Yong Sin Kim, an 85-year-old Korean immigrant living in an apartment complex in downtown Los Angeles, says he rarely leaves home these days. When he does, he carries a whistle with him; at least he could call for help if he were to be attacked.
Three floors higher in the same building, Hyang Ran Kim, 74, waits for her daughter to pick her up. She temporarily moves in with her daughter in a quieter suburb. Kim says her daughter is worried about her safety.
Asian Americans have faced discrimination, threats and violence that have escalated over the past year because the coronavirus pandemic originated in Wuhan, China. Some have blamed former President Donald Trump for fanning the flames of intolerance by calling COVID-19 a “Chinese virus” and “kung flu”.
People of Asian descent have been spat out, beaten and asked to return to where they came from. Reports of violence increased, including when a white gunman killed eight people, including six Asian women, in a series of shootings at Atlanta-area spas in mid-March. Four of the women were of Korean descent.
Although police have not declared it a hate crime, clear examples of racism have surfaced, such as surveillance footage showing a New York man kicking an Asian American and stomping on her face while shouting anti-Asian slurs.
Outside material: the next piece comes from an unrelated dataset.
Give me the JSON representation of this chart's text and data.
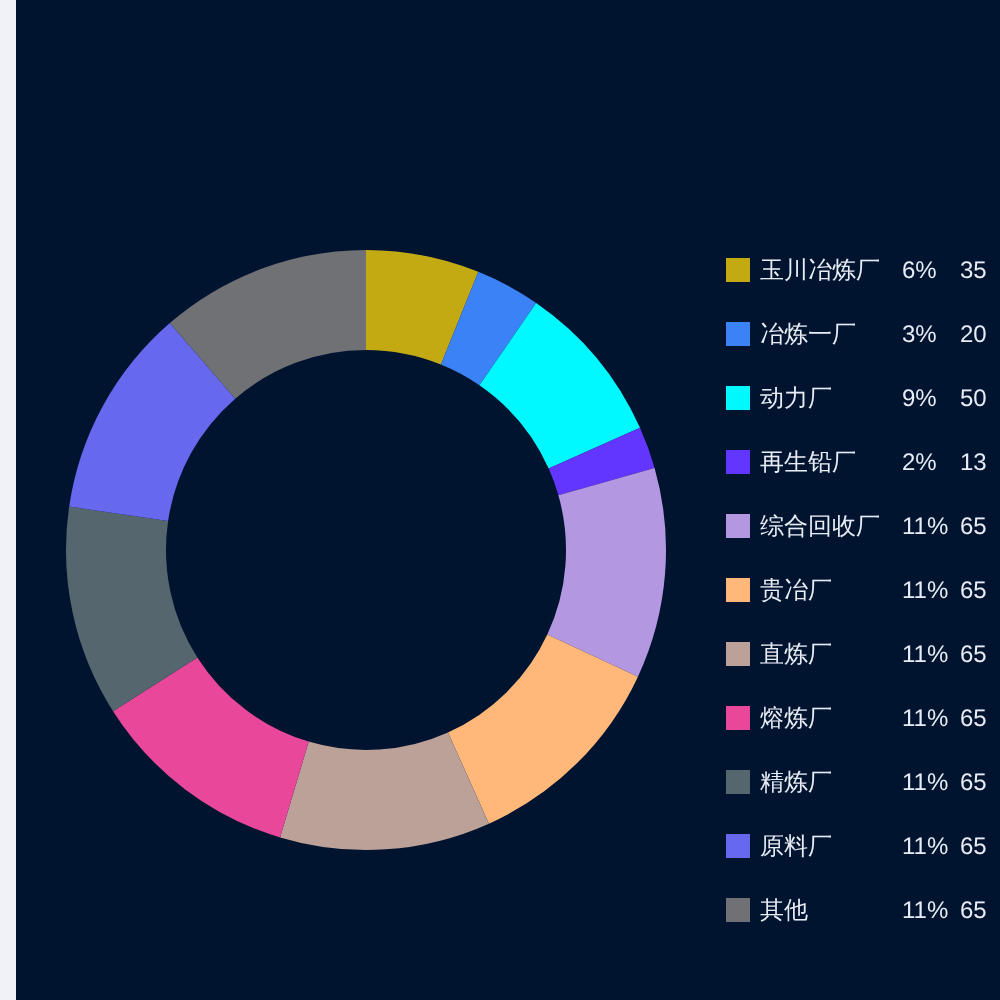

In Koreatown in Los Angeles, Denny Kim, a veteran of the US Air Force, said he was beaten in February by two men who shouted insults such as “ching chong” and “china virus”. Police were investigating this hate crime.
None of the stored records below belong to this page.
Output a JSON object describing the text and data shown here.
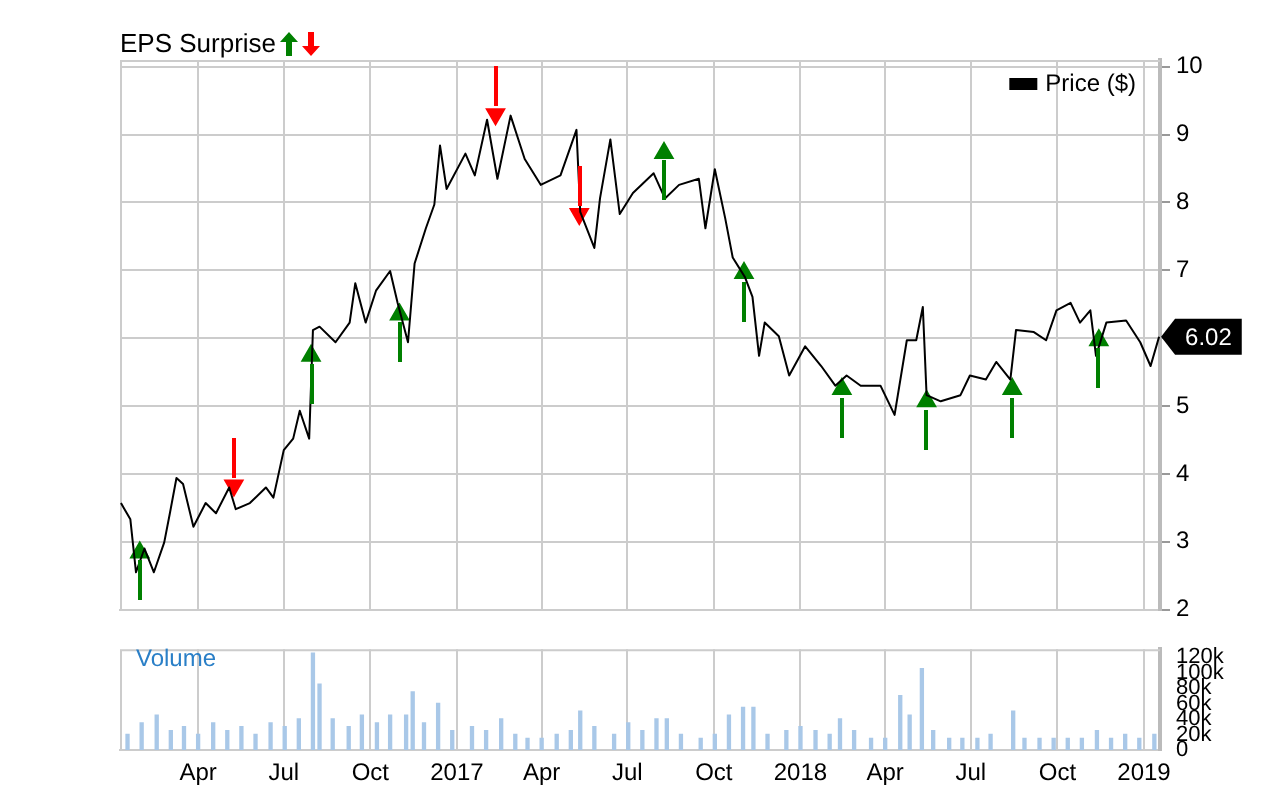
{
  "chart_data": [
    {
      "type": "line",
      "title": "EPS Surprise",
      "legend": "top right",
      "grid": true,
      "tick_labels": "y",
      "xlim": [
        "2016-01-09",
        "2019-01-18"
      ],
      "xticks": [
        {
          "value": "2016-04-01",
          "label": null
        },
        {
          "value": "2016-07-01",
          "label": null
        },
        {
          "value": "2016-10-01",
          "label": null
        },
        {
          "value": "2017-01-01",
          "label": null
        },
        {
          "value": "2017-04-01",
          "label": null
        },
        {
          "value": "2017-07-01",
          "label": null
        },
        {
          "value": "2017-10-01",
          "label": null
        },
        {
          "value": "2018-01-01",
          "label": null
        },
        {
          "value": "2018-04-01",
          "label": null
        },
        {
          "value": "2018-07-01",
          "label": null
        },
        {
          "value": "2018-10-01",
          "label": null
        },
        {
          "value": "2019-01-01",
          "label": null
        }
      ],
      "ylim": [
        2,
        10.1
      ],
      "yticks": [
        2,
        3,
        4,
        5,
        {
          "value": 6,
          "label": null
        },
        7,
        8,
        9,
        10
      ],
      "annotations": [
        {
          "text": "6.02",
          "x": "2019-01-17",
          "y": 6.02
        }
      ],
      "series": [
        {
          "name": "Price ($)",
          "color": "#000000",
          "x": [
            "2016-01-10",
            "2016-01-20",
            "2016-01-26",
            "2016-02-04",
            "2016-02-14",
            "2016-02-25",
            "2016-03-02",
            "2016-03-09",
            "2016-03-16",
            "2016-03-27",
            "2016-04-09",
            "2016-04-20",
            "2016-05-04",
            "2016-05-11",
            "2016-05-26",
            "2016-06-12",
            "2016-06-20",
            "2016-07-01",
            "2016-07-11",
            "2016-07-18",
            "2016-07-28",
            "2016-08-01",
            "2016-08-08",
            "2016-08-25",
            "2016-09-09",
            "2016-09-15",
            "2016-09-26",
            "2016-10-07",
            "2016-10-22",
            "2016-10-30",
            "2016-11-10",
            "2016-11-17",
            "2016-11-29",
            "2016-12-08",
            "2016-12-14",
            "2016-12-21",
            "2017-01-10",
            "2017-01-20",
            "2017-02-02",
            "2017-02-13",
            "2017-02-27",
            "2017-03-14",
            "2017-03-31",
            "2017-04-21",
            "2017-05-08",
            "2017-05-12",
            "2017-05-27",
            "2017-06-02",
            "2017-06-13",
            "2017-06-23",
            "2017-07-07",
            "2017-07-29",
            "2017-08-10",
            "2017-08-25",
            "2017-09-15",
            "2017-09-22",
            "2017-10-02",
            "2017-10-13",
            "2017-10-21",
            "2017-11-03",
            "2017-11-11",
            "2017-11-18",
            "2017-11-24",
            "2017-12-09",
            "2017-12-20",
            "2018-01-06",
            "2018-01-23",
            "2018-02-07",
            "2018-02-19",
            "2018-03-06",
            "2018-03-27",
            "2018-04-11",
            "2018-04-24",
            "2018-05-04",
            "2018-05-11",
            "2018-05-15",
            "2018-05-30",
            "2018-06-20",
            "2018-06-30",
            "2018-07-17",
            "2018-07-28",
            "2018-08-12",
            "2018-08-18",
            "2018-09-06",
            "2018-09-19",
            "2018-09-30",
            "2018-10-15",
            "2018-10-25",
            "2018-11-05",
            "2018-11-11",
            "2018-11-22",
            "2018-12-13",
            "2018-12-28",
            "2019-01-08",
            "2019-01-17"
          ],
          "values": [
            3.57,
            3.33,
            2.55,
            2.9,
            2.55,
            2.99,
            3.42,
            3.94,
            3.85,
            3.22,
            3.57,
            3.42,
            3.8,
            3.48,
            3.57,
            3.8,
            3.65,
            4.35,
            4.52,
            4.93,
            4.52,
            6.12,
            6.17,
            5.94,
            6.23,
            6.81,
            6.23,
            6.7,
            6.99,
            6.52,
            5.94,
            7.1,
            7.62,
            7.97,
            8.84,
            8.2,
            8.72,
            8.4,
            9.22,
            8.35,
            9.28,
            8.64,
            8.26,
            8.4,
            9.07,
            7.86,
            7.33,
            8.06,
            8.93,
            7.83,
            8.14,
            8.43,
            8.06,
            8.26,
            8.35,
            7.62,
            8.49,
            7.77,
            7.19,
            6.9,
            6.61,
            5.74,
            6.23,
            6.03,
            5.45,
            5.88,
            5.59,
            5.3,
            5.45,
            5.3,
            5.3,
            4.87,
            5.97,
            5.97,
            6.46,
            5.16,
            5.07,
            5.16,
            5.45,
            5.39,
            5.65,
            5.39,
            6.12,
            6.09,
            5.97,
            6.41,
            6.52,
            6.23,
            6.41,
            5.74,
            6.23,
            6.26,
            5.94,
            5.59,
            6.02
          ]
        },
        {
          "type": "scatter",
          "marker": "triangle",
          "color": "#008000",
          "x": [
            "2016-01-30",
            "2016-07-30",
            "2016-11-01",
            "2017-08-09",
            "2017-11-02",
            "2018-02-14",
            "2018-05-15",
            "2018-08-14",
            "2018-11-14"
          ],
          "values": [
            2.84,
            5.74,
            6.35,
            8.73,
            6.96,
            5.25,
            5.07,
            5.25,
            5.97
          ]
        },
        {
          "type": "scatter",
          "marker": "triangle",
          "color": "#ff0000",
          "x": [
            "2016-05-09",
            "2017-02-11",
            "2017-05-11"
          ],
          "values": [
            3.83,
            9.3,
            7.83
          ]
        }
      ]
    },
    {
      "type": "bar",
      "title": "Volume",
      "grid": "x",
      "xlim": [
        "2016-01-09",
        "2019-01-18"
      ],
      "xticks": [
        {
          "value": "2016-04-01",
          "label": "Apr"
        },
        {
          "value": "2016-07-01",
          "label": "Jul"
        },
        {
          "value": "2016-10-01",
          "label": "Oct"
        },
        {
          "value": "2017-01-01",
          "label": "2017"
        },
        {
          "value": "2017-04-01",
          "label": "Apr"
        },
        {
          "value": "2017-07-01",
          "label": "Jul"
        },
        {
          "value": "2017-10-01",
          "label": "Oct"
        },
        {
          "value": "2018-01-01",
          "label": "2018"
        },
        {
          "value": "2018-04-01",
          "label": "Apr"
        },
        {
          "value": "2018-07-01",
          "label": "Jul"
        },
        {
          "value": "2018-10-01",
          "label": "Oct"
        },
        {
          "value": "2019-01-01",
          "label": "2019"
        }
      ],
      "ylim": [
        0,
        130000
      ],
      "yticks": [
        0,
        {
          "value": 20000,
          "label": "20k"
        },
        {
          "value": 40000,
          "label": "40k"
        },
        {
          "value": 60000,
          "label": "60k"
        },
        {
          "value": 80000,
          "label": "80k"
        },
        {
          "value": 100000,
          "label": "100k"
        },
        {
          "value": 120000,
          "label": "120k"
        }
      ],
      "color": "#a9c8e8",
      "x": [
        "2016-01-17",
        "2016-02-01",
        "2016-02-17",
        "2016-03-03",
        "2016-03-17",
        "2016-04-01",
        "2016-04-17",
        "2016-05-02",
        "2016-05-17",
        "2016-06-01",
        "2016-06-17",
        "2016-07-02",
        "2016-07-17",
        "2016-08-01",
        "2016-08-08",
        "2016-08-22",
        "2016-09-08",
        "2016-09-22",
        "2016-10-08",
        "2016-10-22",
        "2016-11-08",
        "2016-11-15",
        "2016-11-27",
        "2016-12-12",
        "2016-12-27",
        "2017-01-17",
        "2017-02-01",
        "2017-02-17",
        "2017-03-04",
        "2017-03-17",
        "2017-04-01",
        "2017-04-17",
        "2017-05-02",
        "2017-05-12",
        "2017-05-27",
        "2017-06-17",
        "2017-07-02",
        "2017-07-17",
        "2017-08-01",
        "2017-08-12",
        "2017-08-27",
        "2017-09-17",
        "2017-10-02",
        "2017-10-17",
        "2017-11-01",
        "2017-11-12",
        "2017-11-27",
        "2017-12-17",
        "2018-01-01",
        "2018-01-17",
        "2018-02-01",
        "2018-02-12",
        "2018-02-27",
        "2018-03-17",
        "2018-04-01",
        "2018-04-17",
        "2018-04-27",
        "2018-05-10",
        "2018-05-22",
        "2018-06-08",
        "2018-06-22",
        "2018-07-08",
        "2018-07-22",
        "2018-08-15",
        "2018-08-27",
        "2018-09-12",
        "2018-09-27",
        "2018-10-12",
        "2018-10-27",
        "2018-11-12",
        "2018-11-27",
        "2018-12-12",
        "2018-12-27",
        "2019-01-12"
      ],
      "values": [
        20000,
        35000,
        45000,
        25000,
        30000,
        20000,
        35000,
        25000,
        30000,
        20000,
        35000,
        30000,
        40000,
        125000,
        85000,
        40000,
        30000,
        45000,
        35000,
        45000,
        45000,
        75000,
        35000,
        60000,
        25000,
        30000,
        25000,
        40000,
        20000,
        15000,
        15000,
        20000,
        25000,
        50000,
        30000,
        20000,
        35000,
        25000,
        40000,
        40000,
        20000,
        15000,
        20000,
        45000,
        55000,
        55000,
        20000,
        25000,
        30000,
        25000,
        20000,
        40000,
        25000,
        15000,
        15000,
        70000,
        45000,
        105000,
        25000,
        15000,
        15000,
        15000,
        20000,
        50000,
        15000,
        15000,
        15000,
        15000,
        15000,
        25000,
        15000,
        20000,
        15000,
        20000
      ]
    }
  ]
}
Discrimination against Asian groups has a long and ugly history stretching back to the origins of California, from Chinese laborers exploited during the construction of the transcontinental railroad to the large number of Japanese immigrants and their United States-born children being parked. in internment camps during World War II.
For Yong Sin Kim and his wife, who were quarantined in their tiny apartment for days after testing positive for COVID-19, their confinement continues to avert another virus – violence.
“We’re not going out at all. We stay home all day like we’re locked in, ”Kim said. “I can’t even think of going for a walk.”